After having not updated for months and months, and being on the brink of graduation with nothing on the immediate horizon, I've decided to get back into writing things down when they happen.  And so much has happened.  The Chill Chinatown Mosey had started to become unmanageable.  Every week new gangs of unruly teenagers would show up, and despite our warnings, refuse to listen to us.  Many of them would steal from the local stores we frequented, tag right on the fronts of bars or buildings, and leave trash when they were asked to clean up after themselves.  Soon they were showing up in larger and larger numbers, to the point where we were outnumbered.  Some regulars were deterred by the new company we were attracting, and stopped coming as often.  Finally, after one night of futile scheming we were able to ditch them, and they seemed to finally be discouraged from trying to pursue us.  This was after weeks of changing the start location all over; they'd merely scour downtown, find us, and call their friends to catch up.  One night at Bogie's after having the cops called on them while they were tagging, they swore us off and vowed never to return, and since then, h

aven't.  All these unnecessary theatrics have made me think about how easily the ride could have completely fall apart.  We weren't united, and out of necessity I had to assert myself.  There were some weeks when only six or seven people showed, and it didn't feel like a Mosey at all.  But when we debated ending the ride entirely, people complained, and got upset at the prospect.  So we hung in there and had a series of very small rides.  Now, somehow we have successfully weeded out the kids who were causing trouble, gotten our core of about 20 or 25 back, and still manage to see a couple new, chill people every week.  I don't even know how it happened, but dear God am I grateful it did.  It was an easy decision to remove the ride from MidnightRidazz.  It was too hard to control who was coming, and that's how we ended up with the problems that we did.  The Mosey was never meant to be a huge, party ride.  It was founded on some important principles: riding slowly, and having a good time.

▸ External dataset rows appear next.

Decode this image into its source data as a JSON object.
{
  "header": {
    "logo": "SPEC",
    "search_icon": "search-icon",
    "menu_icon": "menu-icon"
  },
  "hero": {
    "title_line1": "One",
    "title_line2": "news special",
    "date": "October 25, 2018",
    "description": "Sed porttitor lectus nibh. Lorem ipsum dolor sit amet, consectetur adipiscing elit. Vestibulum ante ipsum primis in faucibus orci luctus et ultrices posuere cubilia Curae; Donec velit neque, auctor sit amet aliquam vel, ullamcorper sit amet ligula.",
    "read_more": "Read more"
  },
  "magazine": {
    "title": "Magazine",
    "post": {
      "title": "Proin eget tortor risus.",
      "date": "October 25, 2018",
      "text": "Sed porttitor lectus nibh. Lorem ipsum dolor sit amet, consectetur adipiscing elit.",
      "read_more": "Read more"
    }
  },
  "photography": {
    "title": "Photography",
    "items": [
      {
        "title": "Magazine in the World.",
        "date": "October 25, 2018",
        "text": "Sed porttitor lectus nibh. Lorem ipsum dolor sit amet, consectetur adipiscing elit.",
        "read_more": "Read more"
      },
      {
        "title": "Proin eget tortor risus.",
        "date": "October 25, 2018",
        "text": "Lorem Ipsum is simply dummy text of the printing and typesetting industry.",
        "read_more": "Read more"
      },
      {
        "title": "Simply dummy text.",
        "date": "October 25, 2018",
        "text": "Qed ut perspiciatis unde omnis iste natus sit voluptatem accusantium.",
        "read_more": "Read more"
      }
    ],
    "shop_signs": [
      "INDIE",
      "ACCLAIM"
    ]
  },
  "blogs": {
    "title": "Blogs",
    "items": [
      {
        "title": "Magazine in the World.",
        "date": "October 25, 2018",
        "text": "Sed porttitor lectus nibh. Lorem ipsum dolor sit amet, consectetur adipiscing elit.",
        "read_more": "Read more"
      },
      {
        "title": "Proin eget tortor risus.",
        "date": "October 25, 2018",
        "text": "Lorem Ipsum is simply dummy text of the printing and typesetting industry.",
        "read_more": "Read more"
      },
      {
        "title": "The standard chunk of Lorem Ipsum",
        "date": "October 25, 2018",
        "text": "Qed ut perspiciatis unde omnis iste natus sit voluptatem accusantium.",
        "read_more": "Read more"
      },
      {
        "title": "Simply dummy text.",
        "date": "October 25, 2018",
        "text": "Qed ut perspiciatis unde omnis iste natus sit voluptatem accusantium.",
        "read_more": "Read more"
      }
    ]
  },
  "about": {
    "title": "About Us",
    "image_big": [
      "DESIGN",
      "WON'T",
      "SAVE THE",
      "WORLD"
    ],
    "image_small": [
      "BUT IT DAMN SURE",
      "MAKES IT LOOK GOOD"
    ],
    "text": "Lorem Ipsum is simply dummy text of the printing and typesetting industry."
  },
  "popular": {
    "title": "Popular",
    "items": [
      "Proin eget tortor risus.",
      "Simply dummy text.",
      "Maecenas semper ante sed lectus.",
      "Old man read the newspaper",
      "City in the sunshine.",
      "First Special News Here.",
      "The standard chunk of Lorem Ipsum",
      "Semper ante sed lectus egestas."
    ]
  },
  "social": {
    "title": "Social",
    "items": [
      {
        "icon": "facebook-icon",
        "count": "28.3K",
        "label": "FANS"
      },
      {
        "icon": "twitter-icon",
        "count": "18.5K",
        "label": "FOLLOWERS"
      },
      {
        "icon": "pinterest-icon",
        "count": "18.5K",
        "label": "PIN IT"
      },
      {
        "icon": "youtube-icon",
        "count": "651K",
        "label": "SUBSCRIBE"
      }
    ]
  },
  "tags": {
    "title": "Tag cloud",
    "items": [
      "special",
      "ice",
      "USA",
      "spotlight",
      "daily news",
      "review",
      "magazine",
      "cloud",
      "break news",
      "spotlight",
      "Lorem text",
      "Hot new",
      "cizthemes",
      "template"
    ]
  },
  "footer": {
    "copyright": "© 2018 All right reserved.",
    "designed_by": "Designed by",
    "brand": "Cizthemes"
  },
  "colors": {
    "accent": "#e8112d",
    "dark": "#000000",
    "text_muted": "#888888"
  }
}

All of these problems with the Mosey coincided with my reading Steve Sample's The Contrarian's Guide to Leadership for a class.  The single most important thing he said in there was that to be a good leader you've got to withhold judgment.  When someone says something to you, don't decide right away whether or not you agree.  I thought this was the most sound advice I'd ever heard.  Also, when you try to actually do it, it's very difficult.  Think about how many hundreds of times a day you are confronted with opportunities for judgment.  It is the easy thing to know what side you are on; it is a much harder thing to wait until you have all sides of the story.  All the kids who came on the ride who ended up being problematic looked very very similar.  Everyone had an equal chance not to tag, or steal, or litter.  But we certainly didn't want anything to do with the ones who did.  I don't understand these kids who come on rides: no tubes, no pump.  Last week on the Mosey, a kid got a flat, we stopped, he, and none of his handful of friends had a tube or anything else to fix the flat luckily we loaned them the fixins.  At the next stop he got another flat since his tire was probably fucked up, and asked to use my second and last tube.  I said no, and he insisted that nobody else at Den Dinner had a tube.  I told him they probably just didn't want to give it to him since they knew they'd never see him again, or at least that he'd never return the favor.  I told him his options were to borrow a couple bucks from his friends and offer someone money if nobody would give him a spare tube, try to patch it (ended up being impossible), watch one block out to a main street to catch a bus, or call someone for a ride.  He told me he had no money, and nobody to come and get him.  So I asked him what the hell he was doing out here with us in Beverly Hills if he had no backup plan.  I think he felt pretty silly, but who know if that will be enough to cause him to change in the future.  His friends somehow got him home, because by the time we were ready to leave he was already gone.  I must be missing something.  Isn't the best part of riding a bike being self-sufficient, and efficient?  If you are just going to get stranded somewhere, what is the point?